Madrid is about 360km away from Valencia, but thanks to the high speed Ave train that travels at up to 300km/hr, is only takes about 1 hour and 30 minutes. It’s not a super cheap route (about $50 CAD each way), but there’s something to be said for just walking on and off the train without a whole pile of security, and also being able to watch the world casually float by from a window seat.
Whenever I have the chance to visit someone by train here in Spain, I usually jump at it. Usually there is a bar car at the back of the train with drinks and food, Wi-Fi available, and often a table in front of my chair that I can set my laptop on. So I can easily get in a full work day while chatting it up with various other passengers along the way. It’s a very enjoyable experience that I wish we had more of back in Canada.
Ease of Banking
One thing Europeans have figured out is their banking system. After using the banking applications here and also moving money to and from Canada for the last ten months, I can say with certainly just how behind we are on most things in the banking world. While we applaud ourselves in Canada for being able to send a $3,000 transfer using an email address (Interact e-Transfer), I can send money to anyone in the European union, usually instantaneously, using their IBAN number. Sure, it’s a 16-20 digit number which is a bit of a pain to type in, but thanks to internal error checking within the algorithm it’s essentially impossible to make a mistake when typing it. That means once it’s typed in, and accepted, you can be sure it’s valid since there are various check-digits along the way.
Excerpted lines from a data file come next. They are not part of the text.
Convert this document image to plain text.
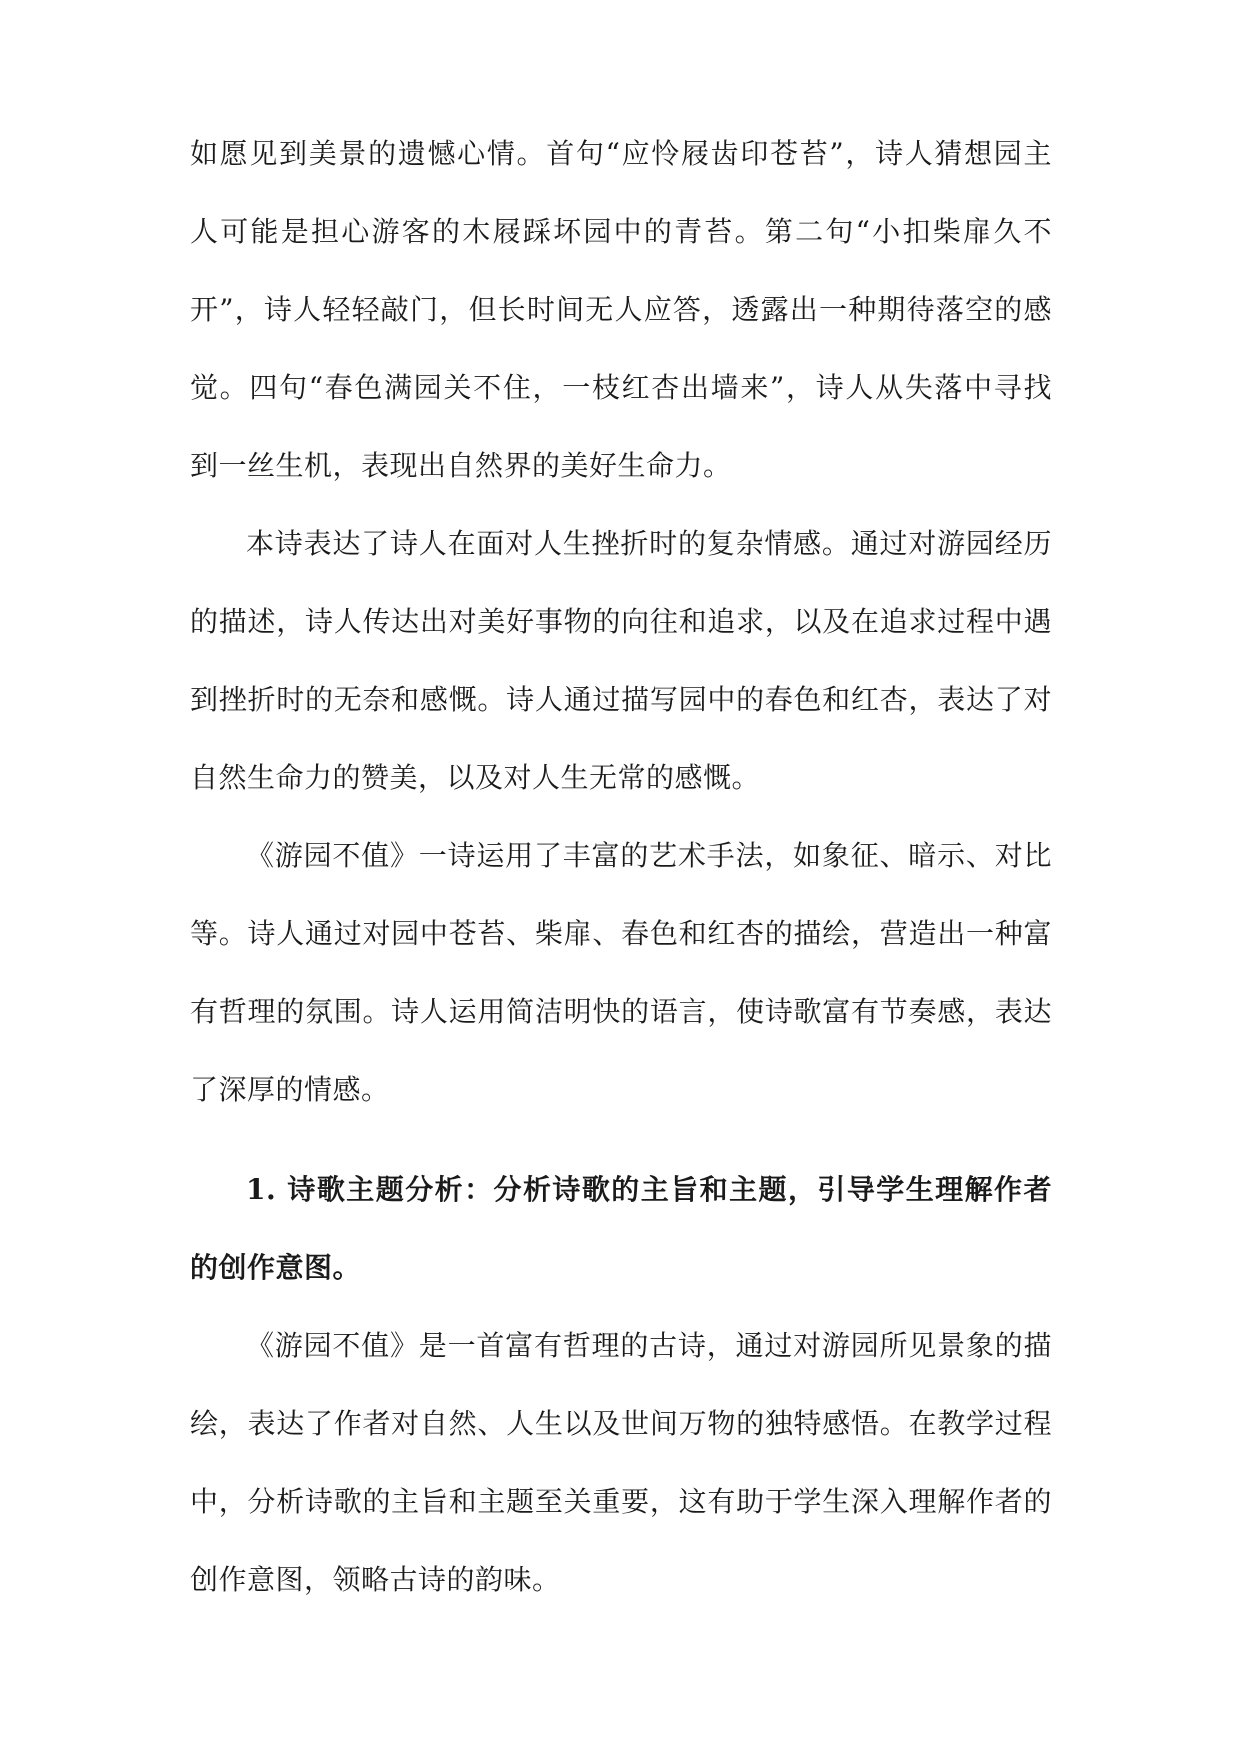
如愿见到美景的遗憾心情。首句“应怜屐齿印苍苔”，诗人猜想园主
人可能是担心游客的木屐踩坏园中的青苔。第二句“小扣柴扉久不
开”，诗人轻轻敲门，但长时间无人应答，透露出一种期待落空的感
觉。四句“春色满园关不住，一枝红杏出墙来”，诗人从失落中寻找
到一丝生机，表现出自然界的美好生命力。
本诗表达了诗人在面对人生挫折时的复杂情感。通过对游园经历
的描述，诗人传达出对美好事物的向往和追求，以及在追求过程中遇
到挫折时的无奈和感慨。诗人通过描写园中的春色和红杏，表达了对
自然生命力的赞美，以及对人生无常的感慨。
《游园不值》一诗运用了丰富的艺术手法，如象征、暗示、对比
等。诗人通过对园中苍苔、柴扉、春色和红杏的描绘，营造出一种富
有哲理的氛围。诗人运用简洁明快的语言，使诗歌富有节奏感，表达
了深厚的情感。
1. 诗歌主题分析：分析诗歌的主旨和主题，引导学生理解作者
的创作意图。
《游园不值》是一首富有哲理的古诗，通过对游园所见景象的描
绘，表达了作者对自然、人生以及世间万物的独特感悟。在教学过程
中，分析诗歌的主旨和主题至关重要，这有助于学生深入理解作者的
创作意图，领略古诗的韵味。
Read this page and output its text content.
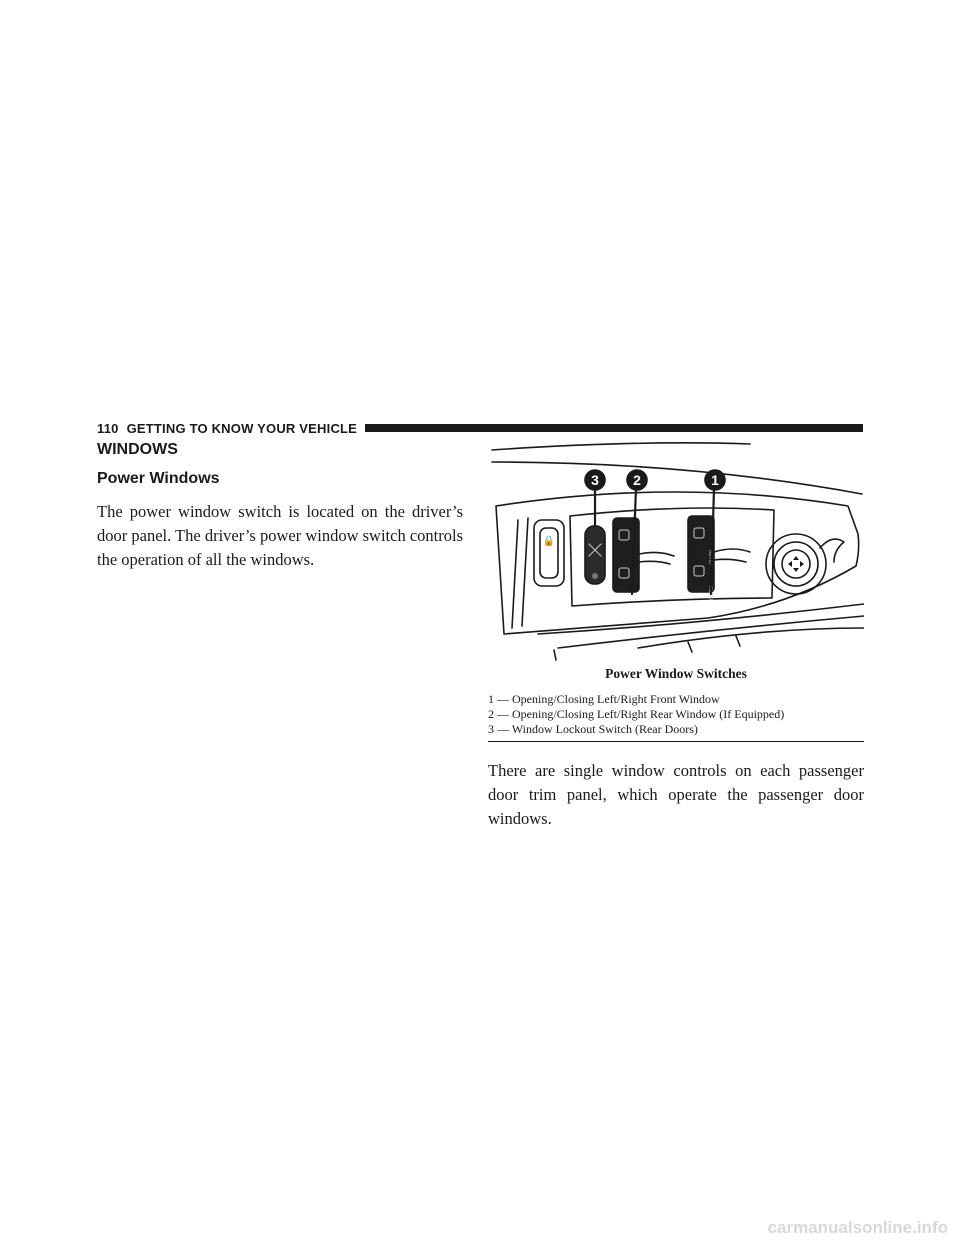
110 GETTING TO KNOW YOUR VEHICLE
WINDOWS
Power Windows

The power window switch is located on the driver’s door panel. The driver’s power window switch controls the operation of all the windows.

🔒
AUTO
AUTO
3 2	1

Power Window Switches

1 — Opening/Closing Left/Right Front Window
2 — Opening/Closing Left/Right Rear Window (If Equipped)
3 — Window Lockout Switch (Rear Doors)

There are single window controls on each passenger door trim panel, which operate the passenger door windows.

carmanualsonline.info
For example, to pay the €5,000 Euro deposit on the flat I am going to buy, I simply punched in the seller’s IBAN number into my BBVA (Spanish Bank) application, clicked “Send”, typed in €5,000 for the amount, and boom, it was there pretty much instantaneously. And of course you get detailed receipts of any transaction you do, so you can easily prove receipt of funds for legal purposes and more.
Quality of Life
This isn’t a European benefit per se, but the quality of life I enjoy in Spain is pretty fantastic. First, there are roughly 300 days of sunshine every year in my area (not to be confused with Vancouver’s “300+ days of sunshine per year”, where they count each time the sun peaks out from a cloud for 30 seconds a day to get counted). A day of sunshine here is basically a full day of sunshine, so imagine 300 or more days without any clouds or rain.
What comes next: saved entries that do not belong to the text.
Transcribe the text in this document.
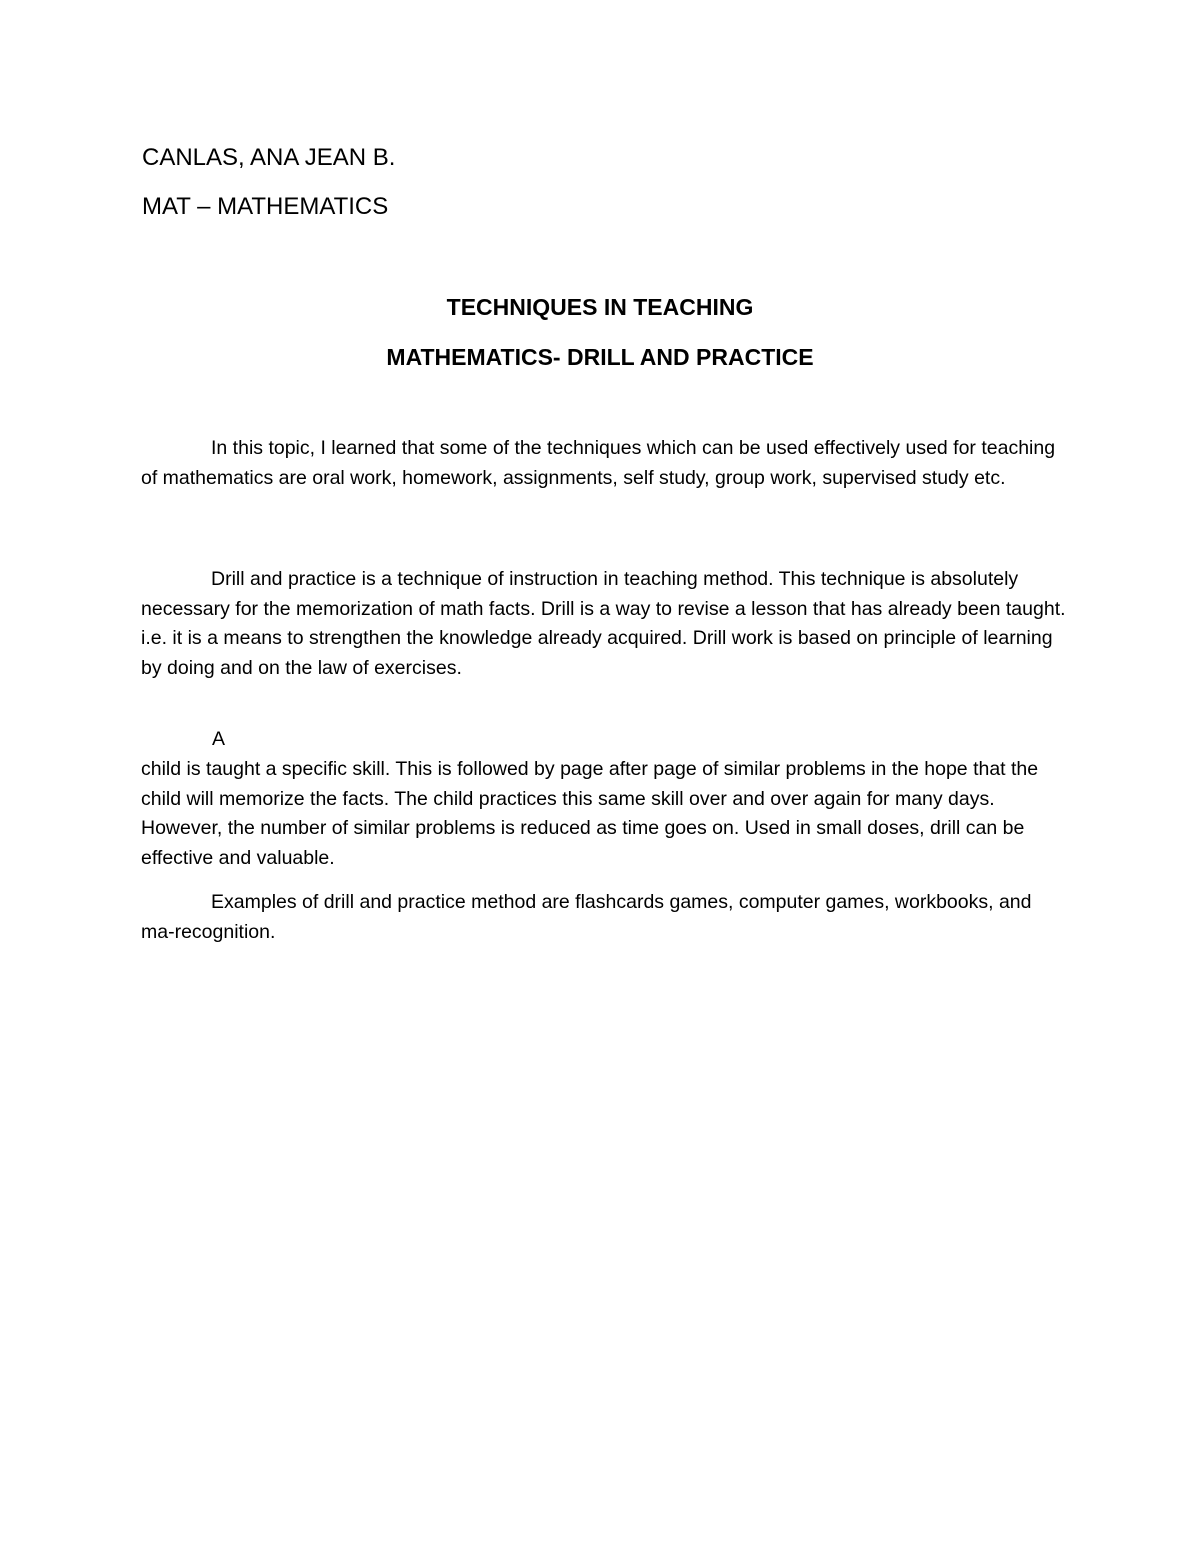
CANLAS, ANA JEAN B.

MAT – MATHEMATICS

TECHNIQUES IN TEACHING
MATHEMATICS- DRILL AND PRACTICE

In this topic, I learned that some of the techniques which can be used effectively used for teaching of mathematics are oral work, homework, assignments, self study, group work, supervised study etc.

Drill and practice is a technique of instruction in teaching method. This technique is absolutely necessary for the memorization of math facts. Drill is a way to revise a lesson that has already been taught. i.e. it is a means to strengthen the knowledge already acquired. Drill work is based on principle of learning by doing and on the law of exercises.

A

child is taught a specific skill. This is followed by page after page of similar problems in the hope that the child will memorize the facts. The child practices this same skill over and over again for many days. However, the number of similar problems is reduced as time goes on. Used in small doses, drill can be effective and valuable.

Examples of drill and practice method are flashcards games, computer games, workbooks, and ma-recognition.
In fact when I first arrived it seemed strange to me to go for so long without seeing any rain. It’s amazing how much better your mood and well-being is when the weather is almost always nice.
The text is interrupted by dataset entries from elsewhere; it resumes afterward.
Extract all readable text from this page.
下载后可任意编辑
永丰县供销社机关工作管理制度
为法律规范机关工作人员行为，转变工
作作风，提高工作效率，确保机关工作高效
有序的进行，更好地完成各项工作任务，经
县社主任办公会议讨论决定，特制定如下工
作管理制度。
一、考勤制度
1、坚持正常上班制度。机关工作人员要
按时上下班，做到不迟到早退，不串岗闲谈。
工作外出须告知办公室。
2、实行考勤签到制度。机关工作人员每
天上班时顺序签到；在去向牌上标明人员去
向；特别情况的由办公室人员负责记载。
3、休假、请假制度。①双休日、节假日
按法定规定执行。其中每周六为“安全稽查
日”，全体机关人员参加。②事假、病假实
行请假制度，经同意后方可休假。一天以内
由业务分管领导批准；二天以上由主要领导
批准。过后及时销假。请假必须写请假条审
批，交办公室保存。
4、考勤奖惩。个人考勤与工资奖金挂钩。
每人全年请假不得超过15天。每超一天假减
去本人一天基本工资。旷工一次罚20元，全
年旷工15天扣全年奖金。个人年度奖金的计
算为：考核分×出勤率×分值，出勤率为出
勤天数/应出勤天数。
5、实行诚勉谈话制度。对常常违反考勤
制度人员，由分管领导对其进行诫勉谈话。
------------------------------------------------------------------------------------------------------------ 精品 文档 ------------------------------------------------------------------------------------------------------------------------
I also had to make use of the medical system here in Spain a few months ago, and it was a great experience. Of course I have private insurance, and many locals just have public insurance, so my experience likely isn’t the norm. But I was able to get diagnosed by a specialist, complete an MRI on my knee, and have the results back, all within about two weeks. In Canada that would take 3 – 6 months at the minimum, and you’d likely have to fight your doctor along the way just to get you in front of a specialist. I can actually book an appointment myself directly with a specialist here as well – no need to waste my general practitioner’s time if I know exactly who the best person is to deal with the issue is.
So as I sit here in the Valencia airport getting ready to board a flight to Germany (which is essentially a domestic flight since I’m traveling to and from the EU), I can’t help but feel a bit privileged to have spent most of the last ten months living and enjoying Europe. As my cottage back home is rented until at least January at this point, I’ll likely continue staying here for the foreseeable future, and likely will be spending the next few months renovating a flat in Valencia.
But without a doubt I’ve definitely enjoyed my time here, and encourage other people looking to try living in Spain or Europe to jump at the chance.